Great idea for an off-the-beaten-path sci-fi kit.


----------



## teslabe (Oct 20, 2007)

space_modeler said:


> The 0.96" OLED from 4D Systems (part #uOLED-96-G2) will fit if you trim the side guides on the back of the screen bezel. I too am investigating this. The 4D ones come with a full graphics processor built-in. I am awaiting a programming cable before I can start programming.
> 
> The cost of this one is USD 43.50 from Mouser.
> 
> ...


I bought a couple of those years ago and IMHO the image quality was sooooo bad that I never used them in anything......:freak:


----------



## Fozzie (May 25, 2009)

Adafruit.com has a bunch of small screens in a bunch of sizes, some with much better resolution than that.


----------



## space_modeler (Mar 9, 2005)

I have no problem with the resolution. It looks like the transparency I got. I have included a picture here. The fuzziness of this image is because of my inability to take a good picture! I'll get some better ones up. I will also comment on how this is done. The software is free and it has a graphical mode where you place the imported picture on a graphical rendering of the screen. Click the button to add it to the program, download and viola!

I do have to admit it is way overkill for this model. You can load a .gif file with animation. I'm going to try it on some 2001 One Man Pod models.


----------



## space_modeler (Mar 9, 2005)

Thanks for the tip! I have never seen this site.

/Mark


----------



## teslabe (Oct 20, 2007)

Fortunately the images that makeup Gerty's screen aren't too complected so
it's easy to mask the real limitation of this display. I'm only posting this so others aren't surprised.


----------



## gps (Feb 26, 2012)

This is a brilliant kit. I just got mine to the 'factory-fresh' stage - coffee stains and post-it notes still to come


----------



## Steve H (Feb 8, 2009)

That's a brilliant and different kit, no doubt about it! It does kinda need some part of its mounting (wall, ceiling, track) to help with the scale.


----------



## gps (Feb 26, 2012)

Steve H said:


> It does kinda need some part of its mounting (wall, ceiling, track) to help with the scale.


Yep, that's the plan.

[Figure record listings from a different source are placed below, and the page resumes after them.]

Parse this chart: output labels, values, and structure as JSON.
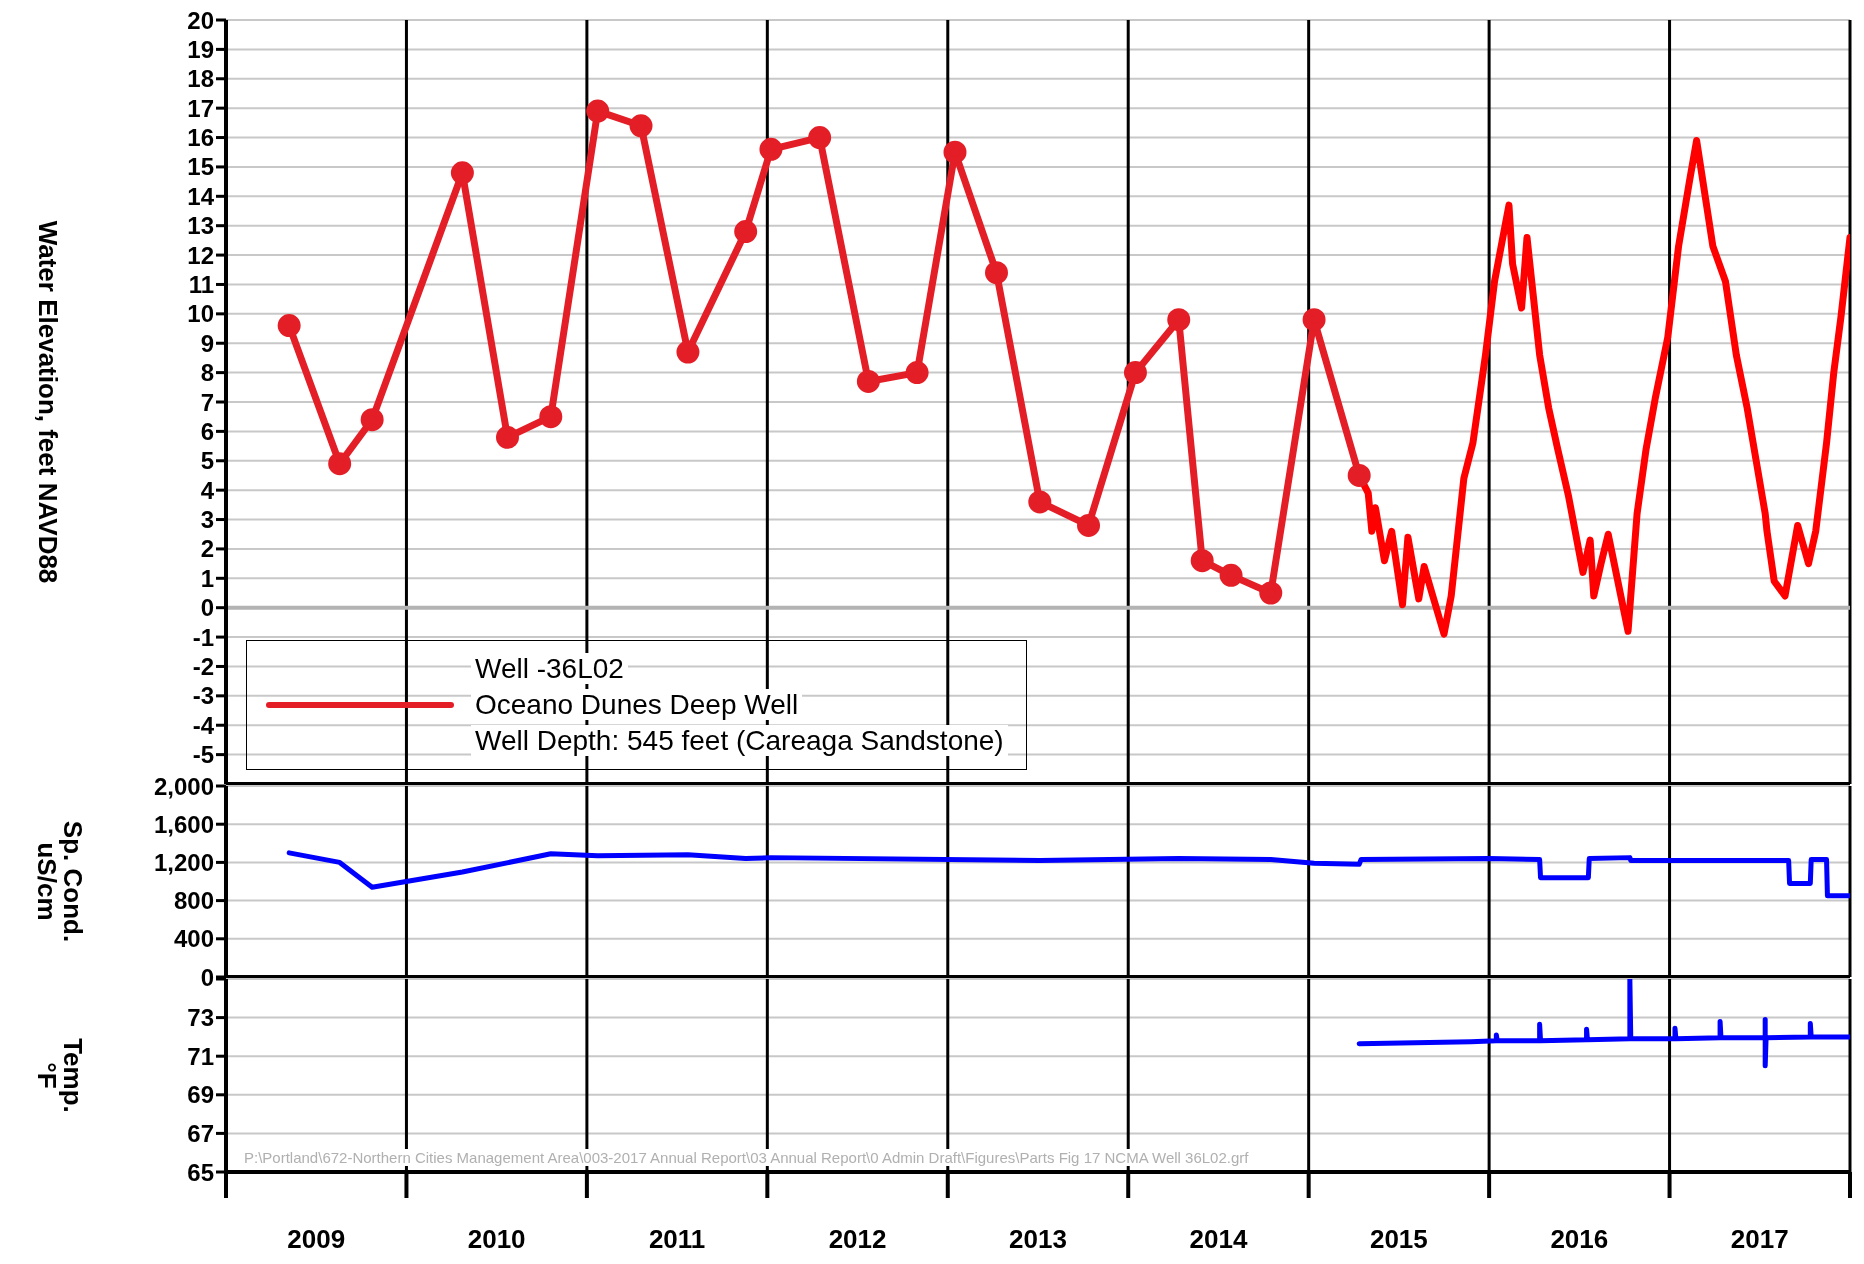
{
  "chart_data": [
    {
      "type": "line",
      "ylabel": "Water Elevation, feet NAVD88",
      "xlim": [
        2009,
        2018
      ],
      "ylim": [
        -6,
        20
      ],
      "xticks": [
        {
          "value": 2009,
          "label": null
        },
        {
          "value": 2010,
          "label": null
        },
        {
          "value": 2011,
          "label": null
        },
        {
          "value": 2012,
          "label": null
        },
        {
          "value": 2013,
          "label": null
        },
        {
          "value": 2014,
          "label": null
        },
        {
          "value": 2015,
          "label": null
        },
        {
          "value": 2016,
          "label": null
        },
        {
          "value": 2017,
          "label": null
        },
        {
          "value": 2018,
          "label": null
        }
      ],
      "yticks": [
        -5,
        -4,
        -3,
        -2,
        -1,
        0,
        1,
        2,
        3,
        4,
        5,
        6,
        7,
        8,
        9,
        10,
        11,
        12,
        13,
        14,
        15,
        16,
        17,
        18,
        19,
        20
      ],
      "grid": true,
      "tick_labels": "y",
      "legend": "bottom left",
      "ref_lines": [
        {
          "axis": "y",
          "value": 0,
          "color": "#b3b3b3"
        }
      ],
      "series": [
        {
          "name": "Well -36L02\nOceano Dunes Deep Well\nWell Depth: 545 feet (Careaga Sandstone)",
          "color": "#e41e26",
          "marker": "circle",
          "x": [
            2009.35,
            2009.63,
            2009.81,
            2010.31,
            2010.56,
            2010.8,
            2011.06,
            2011.3,
            2011.56,
            2011.88,
            2012.02,
            2012.29,
            2012.56,
            2012.83,
            2013.04,
            2013.27,
            2013.51,
            2013.78,
            2014.04,
            2014.28,
            2014.41,
            2014.57,
            2014.79,
            2015.03,
            2015.28
          ],
          "values": [
            9.6,
            4.9,
            6.4,
            14.8,
            5.8,
            6.5,
            16.9,
            16.4,
            8.7,
            12.8,
            15.6,
            16.0,
            7.7,
            8.0,
            15.5,
            11.4,
            3.6,
            2.8,
            8.0,
            9.8,
            1.6,
            1.1,
            0.5,
            9.8,
            4.5
          ]
        },
        {
          "color": "#ff0000",
          "marker": "none",
          "x": [
            2015.28,
            2015.33,
            2015.35,
            2015.37,
            2015.42,
            2015.46,
            2015.52,
            2015.55,
            2015.61,
            2015.64,
            2015.75,
            2015.79,
            2015.86,
            2015.91,
            2015.98,
            2016.03,
            2016.11,
            2016.13,
            2016.18,
            2016.21,
            2016.28,
            2016.33,
            2016.38,
            2016.44,
            2016.52,
            2016.56,
            2016.58,
            2016.62,
            2016.66,
            2016.77,
            2016.82,
            2016.87,
            2016.92,
            2016.99,
            2017.05,
            2017.11,
            2017.15,
            2017.19,
            2017.24,
            2017.31,
            2017.37,
            2017.43,
            2017.48,
            2017.53,
            2017.54,
            2017.58,
            2017.64,
            2017.71,
            2017.77,
            2017.81,
            2017.87,
            2017.91,
            2017.95,
            2018.0
          ],
          "values": [
            4.5,
            3.9,
            2.6,
            3.4,
            1.6,
            2.6,
            0.1,
            2.4,
            0.3,
            1.4,
            -0.9,
            0.4,
            4.4,
            5.6,
            8.6,
            11.1,
            13.7,
            11.7,
            10.2,
            12.6,
            8.6,
            6.8,
            5.4,
            3.8,
            1.2,
            2.3,
            0.4,
            1.5,
            2.5,
            -0.8,
            3.2,
            5.4,
            7.1,
            9.2,
            12.3,
            14.5,
            15.9,
            14.3,
            12.3,
            11.1,
            8.6,
            6.8,
            5.0,
            3.2,
            2.6,
            0.9,
            0.4,
            2.8,
            1.5,
            2.6,
            5.6,
            8.0,
            9.9,
            12.6
          ]
        }
      ]
    },
    {
      "type": "line",
      "ylabel": "Sp. Cond.\nuS/cm",
      "xlim": [
        2009,
        2018
      ],
      "ylim": [
        0,
        2000
      ],
      "xticks": [
        {
          "value": 2009,
          "label": null
        },
        {
          "value": 2010,
          "label": null
        },
        {
          "value": 2011,
          "label": null
        },
        {
          "value": 2012,
          "label": null
        },
        {
          "value": 2013,
          "label": null
        },
        {
          "value": 2014,
          "label": null
        },
        {
          "value": 2015,
          "label": null
        },
        {
          "value": 2016,
          "label": null
        },
        {
          "value": 2017,
          "label": null
        },
        {
          "value": 2018,
          "label": null
        }
      ],
      "yticks": [
        0,
        400,
        800,
        {
          "value": 1200,
          "label": "1,200"
        },
        {
          "value": 1600,
          "label": "1,600"
        },
        {
          "value": 2000,
          "label": "2,000"
        }
      ],
      "grid": true,
      "tick_labels": "y",
      "series": [
        {
          "color": "#0000ff",
          "marker": "none",
          "x": [
            2009.35,
            2009.63,
            2009.81,
            2010.31,
            2010.8,
            2011.06,
            2011.56,
            2011.88,
            2012.02,
            2013.51,
            2014.28,
            2014.79,
            2015.03,
            2015.28,
            2015.29,
            2016.0,
            2016.28,
            2016.285,
            2016.55,
            2016.555,
            2016.78,
            2016.785,
            2017.66,
            2017.665,
            2017.78,
            2017.785,
            2017.87,
            2017.875,
            2018.0
          ],
          "values": [
            1300,
            1200,
            940,
            1100,
            1290,
            1270,
            1280,
            1240,
            1250,
            1220,
            1240,
            1230,
            1190,
            1180,
            1230,
            1240,
            1230,
            1040,
            1040,
            1240,
            1250,
            1220,
            1220,
            980,
            980,
            1230,
            1230,
            850,
            850
          ]
        }
      ]
    },
    {
      "type": "line",
      "ylabel": "Temp.\n°F",
      "xlim": [
        2009,
        2018
      ],
      "ylim": [
        65,
        75
      ],
      "xticks": [
        {
          "value": 2009,
          "label": null
        },
        {
          "value": 2009.5,
          "label": "2009"
        },
        {
          "value": 2010,
          "label": null
        },
        {
          "value": 2010.5,
          "label": "2010"
        },
        {
          "value": 2011,
          "label": null
        },
        {
          "value": 2011.5,
          "label": "2011"
        },
        {
          "value": 2012,
          "label": null
        },
        {
          "value": 2012.5,
          "label": "2012"
        },
        {
          "value": 2013,
          "label": null
        },
        {
          "value": 2013.5,
          "label": "2013"
        },
        {
          "value": 2014,
          "label": null
        },
        {
          "value": 2014.5,
          "label": "2014"
        },
        {
          "value": 2015,
          "label": null
        },
        {
          "value": 2015.5,
          "label": "2015"
        },
        {
          "value": 2016,
          "label": null
        },
        {
          "value": 2016.5,
          "label": "2016"
        },
        {
          "value": 2017,
          "label": null
        },
        {
          "value": 2017.5,
          "label": "2017"
        },
        {
          "value": 2018,
          "label": null
        }
      ],
      "yticks": [
        65,
        67,
        69,
        71,
        73,
        {
          "value": 75,
          "label": null
        }
      ],
      "grid": true,
      "annotations": [
        "P:\\Portland\\672-Northern Cities Management Area\\003-2017 Annual Report\\03 Annual Report\\0 Admin Draft\\Figures\\Parts Fig 17 NCMA Well 36L02.grf"
      ],
      "series": [
        {
          "color": "#0000ff",
          "marker": "none",
          "x": [
            2015.28,
            2015.9,
            2016.04,
            2016.04,
            2016.045,
            2016.28,
            2016.28,
            2016.285,
            2016.54,
            2016.54,
            2016.545,
            2016.78,
            2016.78,
            2016.785,
            2017.03,
            2017.03,
            2017.035,
            2017.28,
            2017.28,
            2017.285,
            2017.53,
            2017.53,
            2017.53,
            2017.535,
            2017.78,
            2017.78,
            2017.785,
            2018.0
          ],
          "values": [
            71.65,
            71.75,
            71.8,
            72.1,
            71.8,
            71.8,
            72.65,
            71.8,
            71.85,
            72.4,
            71.85,
            71.9,
            75,
            71.9,
            71.9,
            72.45,
            71.9,
            71.95,
            72.8,
            71.95,
            71.95,
            72.9,
            70.5,
            71.95,
            72.0,
            72.7,
            72.0,
            72.0
          ]
        }
      ]
    }
  ]
}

At the moment he's just hanging from a length of conti-board shelving for a quick photo op.


----------



## Owen E Oulton (Jan 6, 2012)

lunadude said:


> This is what I'm thinking of, for a base.


So, based on this diagramme, the GERTY kit would be about 1/6 scale?


----------



## lunadude (Oct 21, 2006)

Owen E Oulton said:


> So, based on this diagramme, the GERTY kit would be about 1/6 scale?


Yerp. (Also based on the Etsy listing.)


----------